Re: Colocating Sub-Tasks across jobs / Sharing Task Slots across jobs

2020-02-25 Thread Xintong Song
>
> Do you believe the code of the operators of the restarted Region can be
> changed between restarts?


I'm not an expert on the restart strategies, but AFAIK the answer is
probably not. Sorry I overlooked that you need to modify the job.

Thank you~

Xintong Song



On Tue, Feb 25, 2020 at 6:00 PM Benoît Paris <
benoit.pa...@centraliens-lille.org> wrote:

> Hi Xintong
>
> Thank you for your answer. This seems promising, I'll look into it.
>
> Do you believe the code of the operators of the restarted Region can be
> changed between restarts?
>
> Best
> Benoît
>
>
> On Tue, Feb 25, 2020 at 2:30 AM Xintong Song 
> wrote:
>
>> Hi Ben,
>>
>> You can not share slots across jobs. Flink adopts a two-level slot
>> scheduling mechanism. Slots are firstly allocated to each job, then the
>> JobMaster decides which tasks should be executed in which slots, i.e. slot
>> sharing.
>>
>> I think what you are looking for is Pipelined Region Restart Strategy
>> [1], which restarts only the tasks connected by pipelined edges instead of
>> the whole job graph.
>>
>> Thank you~
>>
>> Xintong Song
>>
>>
>> [1]
>> https://ci.apache.org/projects/flink/flink-docs-release-1.10/dev/task_failure_recovery.html#restart-pipelined-region-failover-strategy
>>
>>
>>
>> On Mon, Feb 24, 2020 at 11:28 PM Benoît Paris <
>> benoit.pa...@centraliens-lille.org> wrote:
>>
>>> Hello all!
>>>
>>> I have a setup composed of several streaming pipelines. These have
>>> different deployment lifecycles: I want to be able to modify and redeploy
>>> the topology of one while the other is still up. I am thus putting them in
>>> different jobs.
>>>
>>> The problem is I have a Co-Location constraint between one subtask of
>>> each pipeline; I'd like them to run on the same TaskSlots, much like if
>>> they were sharing a TaskSlot; or at least have them on the same JVM.
>>>
>>> A semi-official feature
>>> "DataStream.getTransformation().setCoLocationGroupKey(stringKey)" [1]
>>> exists for this, but seem to be tied to the Sub-Tasks actually being able
>>> to be co-located on the same Task Slot.
>>>
>>> The documentation mentions [2] that it might be impossible to do ("Flink
>>> allows subtasks to share slots even if they are subtasks of different
>>> tasks, so long as they are *from the same job*").
>>>
>>> The streaming pipelines are numerous (about 10), and I can't afford to
>>> increase the number of TaskSlots per TaskManager. I also would like to
>>> avoid putting all the pipelines in the same job, restarting it every time a
>>> single one changes.
>>>
>>> I'd like to have mailing list's informed opinion about this, if there
>>> are workarounds, or if I could reconsider my problem under another angle.
>>>
>>> Cheers
>>> Ben
>>>
>>> [1]
>>> https://github.com/apache/flink-statefun/blob/master/statefun-flink/statefun-flink-core/src/main/java/org/apache/flink/statefun/flink/core/translation/FlinkUniverse.java#L116
>>>
>>> [2]
>>> https://ci.apache.org/projects/flink/flink-docs-master/concepts/runtime.html#task-slots-and-resources
>>>
>>
>
> --
> Benoît Paris
> Ingénieur Machine Learning Explicable
> Tél : +33 6 60 74 23 00
> http://benoit.paris
> http://explicable.ml
>


Re: Colocating Sub-Tasks across jobs / Sharing Task Slots across jobs

2020-02-25 Thread Benoît Paris
Hi Xintong

Thank you for your answer. This seems promising, I'll look into it.

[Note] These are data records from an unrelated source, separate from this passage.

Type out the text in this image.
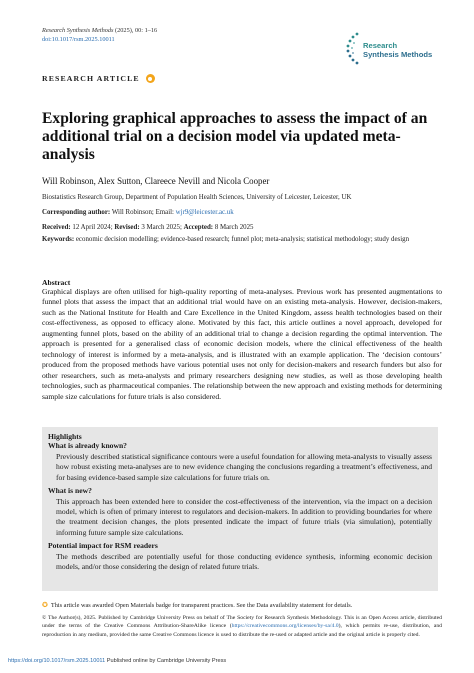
Research Synthesis Methods (2025), 00: 1–16
doi:10.1017/rsm.2025.10011
Research
Synthesis Methods
RESEARCH ARTICLE
Exploring graphical approaches to assess the impact of an additional trial on a decision model via updated meta-analysis
Will Robinson, Alex Sutton, Clareece Nevill and Nicola Cooper
Biostatistics Research Group, Department of Population Health Sciences, University of Leicester, Leicester, UK
Corresponding author: Will Robinson; Email: wjr9@leicester.ac.uk
Received: 12 April 2024; Revised: 3 March 2025; Accepted: 8 March 2025
Keywords: economic decision modelling; evidence-based research; funnel plot; meta-analysis; statistical methodology; study design
Abstract

Graphical displays are often utilised for high-quality reporting of meta-analyses. Previous work has presented augmentations to funnel plots that assess the impact that an additional trial would have on an existing meta-analysis. However, decision-makers, such as the National Institute for Health and Care Excellence in the United Kingdom, assess health technologies based on their cost-effectiveness, as opposed to efficacy alone. Motivated by this fact, this article outlines a novel approach, developed for augmenting funnel plots, based on the ability of an additional trial to change a decision regarding the optimal intervention. The approach is presented for a generalised class of economic decision models, where the clinical effectiveness of the health technology of interest is informed by a meta-analysis, and is illustrated with an example application. The ‘decision contours’ produced from the proposed methods have various potential uses not only for decision-makers and research funders but also for other researchers, such as meta-analysts and primary researchers designing new studies, as well as those developing health technologies, such as pharmaceutical companies. The relationship between the new approach and existing methods for determining sample size calculations for future trials is also considered.

Highlights
What is already known?

Previously described statistical significance contours were a useful foundation for allowing meta-analysts to visually assess how robust existing meta-analyses are to new evidence changing the conclusions regarding a treatment’s effectiveness, and for basing evidence-based sample size calculations for future trials on.

What is new?

This approach has been extended here to consider the cost-effectiveness of the intervention, via the impact on a decision model, which is often of primary interest to regulators and decision-makers. In addition to providing boundaries for where the treatment decision changes, the plots presented indicate the impact of future trials (via simulation), potentially informing future sample size calculations.

Potential impact for RSM readers

The methods described are potentially useful for those conducting evidence synthesis, informing economic decision models, and/or those considering the design of related future trials.

✪ This article was awarded Open Materials badge for transparent practices. See the Data availability statement for details.

© The Author(s), 2025. Published by Cambridge University Press on behalf of The Society for Research Synthesis Methodology. This is an Open Access article, distributed under the terms of the Creative Commons Attribution-ShareAlike licence (https://creativecommons.org/licenses/by-sa/4.0), which permits re-use, distribution, and reproduction in any medium, provided the same Creative Commons licence is used to distribute the re-used or adapted article and the original article is properly cited.

https://doi.org/10.1017/rsm.2025.10011 Published online by Cambridge University Press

Do you believe the code of the operators of the restarted Region can be
changed between restarts?

Best
Benoît


On Tue, Feb 25, 2020 at 2:30 AM Xintong Song  wrote:

> Hi Ben,
>
> You can not share slots across jobs. Flink adopts a two-level slot
> scheduling mechanism. Slots are firstly allocated to each job, then the
> JobMaster decides which tasks should be executed in which slots, i.e. slot
> sharing.
>
> I think what you are looking for is Pipelined Region Restart Strategy [1],
> which restarts only the tasks connected by pipelined edges instead of the
> whole job graph.
>
> Thank you~
>
> Xintong Song
>
>
> [1]
> https://ci.apache.org/projects/flink/flink-docs-release-1.10/dev/task_failure_recovery.html#restart-pipelined-region-failover-strategy
>
>
>
> On Mon, Feb 24, 2020 at 11:28 PM Benoît Paris <
> benoit.pa...@centraliens-lille.org> wrote:
>
>> Hello all!
>>
>> I have a setup composed of several streaming pipelines. These have
>> different deployment lifecycles: I want to be able to modify and redeploy
>> the topology of one while the other is still up. I am thus putting them in
>> different jobs.
>>
>> The problem is I have a Co-Location constraint between one subtask of
>> each pipeline; I'd like them to run on the same TaskSlots, much like if
>> they were sharing a TaskSlot; or at least have them on the same JVM.
>>
>> A semi-official feature
>> "DataStream.getTransformation().setCoLocationGroupKey(stringKey)" [1]
>> exists for this, but seem to be tied to the Sub-Tasks actually being able
>> to be co-located on the same Task Slot.
>>
>> The documentation mentions [2] that it might be impossible to do ("Flink
>> allows subtasks to share slots even if they are subtasks of different
>> tasks, so long as they are *from the same job*").
>>
>> The streaming pipelines are numerous (about 10), and I can't afford to
>> increase the number of TaskSlots per TaskManager. I also would like to
>> avoid putting all the pipelines in the same job, restarting it every time a
>> single one changes.
>>
>> I'd like to have mailing list's informed opinion about this, if there are
>> workarounds, or if I could reconsider my problem under another angle.
>>
>> Cheers
>> Ben
>>
>> [1]
>> https://github.com/apache/flink-statefun/blob/master/statefun-flink/statefun-flink-core/src/main/java/org/apache/flink/statefun/flink/core/translation/FlinkUniverse.java#L116
>>
>> [2]
>> https://ci.apache.org/projects/flink/flink-docs-master/concepts/runtime.html#task-slots-and-resources
>>
>

-- 
Benoît Paris
Ingénieur Machine Learning Explicable
Tél : +33 6 60 74 23 00
http://benoit.paris
http://explicable.ml


Re: Colocating Sub-Tasks across jobs / Sharing Task Slots across jobs

2020-02-24 Thread Xintong Song
Hi Ben,

You can not share slots across jobs. Flink adopts a two-level slot
scheduling mechanism. Slots are firstly allocated to each job, then the
JobMaster decides which tasks should be executed in which slots, i.e. slot
sharing.

I think what you are looking for is Pipelined Region Restart Strategy [1],
which restarts only the tasks connected by pipelined edges instead of the
whole job graph.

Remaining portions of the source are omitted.